We both honoured this agreement and after 7 years with him, I left saturated with business knowledge and expertise to go on and launch my enterprise – Under 35 Mavericks. I have never worked in a corporation for a single day in my life – I live, eat, breathe and sleep start-ups and small businesses.
Has it been difficult? What were some of the obstacles you face and how did you overcome them?
Difficult? That’s an understatement, it has been almost impossible. Which strangely is what drives me, I have always been the guy who looks to accomplish what everybody else deems as impossible. Over and above the ability to look the naysayers in the eye and say “I told you I would do it” it’s the brutality of challenge and its accomplishment there after which are the greatest reward for me.

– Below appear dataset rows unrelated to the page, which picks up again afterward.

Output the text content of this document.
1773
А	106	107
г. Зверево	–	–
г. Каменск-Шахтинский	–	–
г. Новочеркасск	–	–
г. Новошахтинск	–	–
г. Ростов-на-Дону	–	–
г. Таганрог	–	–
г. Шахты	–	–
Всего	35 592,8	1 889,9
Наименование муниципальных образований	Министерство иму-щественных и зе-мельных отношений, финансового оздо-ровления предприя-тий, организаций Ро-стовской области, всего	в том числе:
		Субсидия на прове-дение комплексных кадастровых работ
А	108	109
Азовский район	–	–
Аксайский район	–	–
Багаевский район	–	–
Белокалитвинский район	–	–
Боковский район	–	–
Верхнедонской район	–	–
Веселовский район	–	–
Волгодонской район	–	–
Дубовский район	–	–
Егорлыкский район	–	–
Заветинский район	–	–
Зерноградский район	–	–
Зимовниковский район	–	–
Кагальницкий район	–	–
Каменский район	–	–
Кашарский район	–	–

The major challenge quite frankly for me was just getting people to believe and back my vision, financially. The only way to overcome the scepticism you face when starting up is to find creative ways and just get your project off the ground. Once that’s done, the sceptics will drift towards you in droves- Just start, somehow, anyhow, with whatever little resources you have- That’s how I did it.
What is your overall vision for your business?
We envision to be Africa’s ‘Go-to-Guys’ for youth entrepreneurship and employment creation strategies. That’s the dream.
What do you think it takes to establish and run a successful business in South Africa?
Curiosity, creativity, networks, tenacity and exposure.
How did you finance your business, how difficult or easy was the process?
This business was bootstrapped – In other words we used OPM, ‘other people’s money’ [laughs]. Seriously though, we didn’t have a red penny, it was all built upon leveraging relationships and strategic intentions of our potential clients.
What are the three things you attribute your business success to?
We are still on our journey towards achieving success. However, our formula is simple – Bold. Innovative. Dynamic. Give the market good products and services and it will reward you, handsomely.
When did you know that you were an entrepreneur?
From the age of 10, I have been wheeling and dealing in something, borrowing money from my mother with the promise to pay it back with interest once I had done whatever it was I was doing then. So I have always been entrepreneurial, it just over the past 24 months that I have formalised my title.
How would you describe your leadership style?
I believe that leaders must create other leaders, so I would describe myself as laissez-faire meets mentor type of leader. I’ll hold your hand firmly, until you can run, but I’ll also pinch you in the backside simultaneously to expedite the process.
What are some of your favourite motivational books and motivational gurus that have inspired you in growing your business?
Motivation, not so much, more strategy, innovation and competitive advantage – Blue Ocean Strategy, Innovators DNA: Mastering the Five Skills of Disruptive Innovators and anything from Michael Porter, the king of competitive advantage strategy.
What three pieces of advice would you offer young entrepreneurs starting out today?
Be Bold. Be Innovative. Be Dynamic. Don’t just be ordinary entrepreneur. Be a Maverick. Be a Game Changer.
What’s the worst and best business advice you’ve ever received?
Worst – You need money to start a business. Best – Team work makes the dream work.
And finally, do you believe in luck, hard work or both?
Hard, smart work ultimately creates pockets of opportunities which present themselves at the most opportune time. Loosely put, if you work hard and smart, you’ll create your own strokes of luck.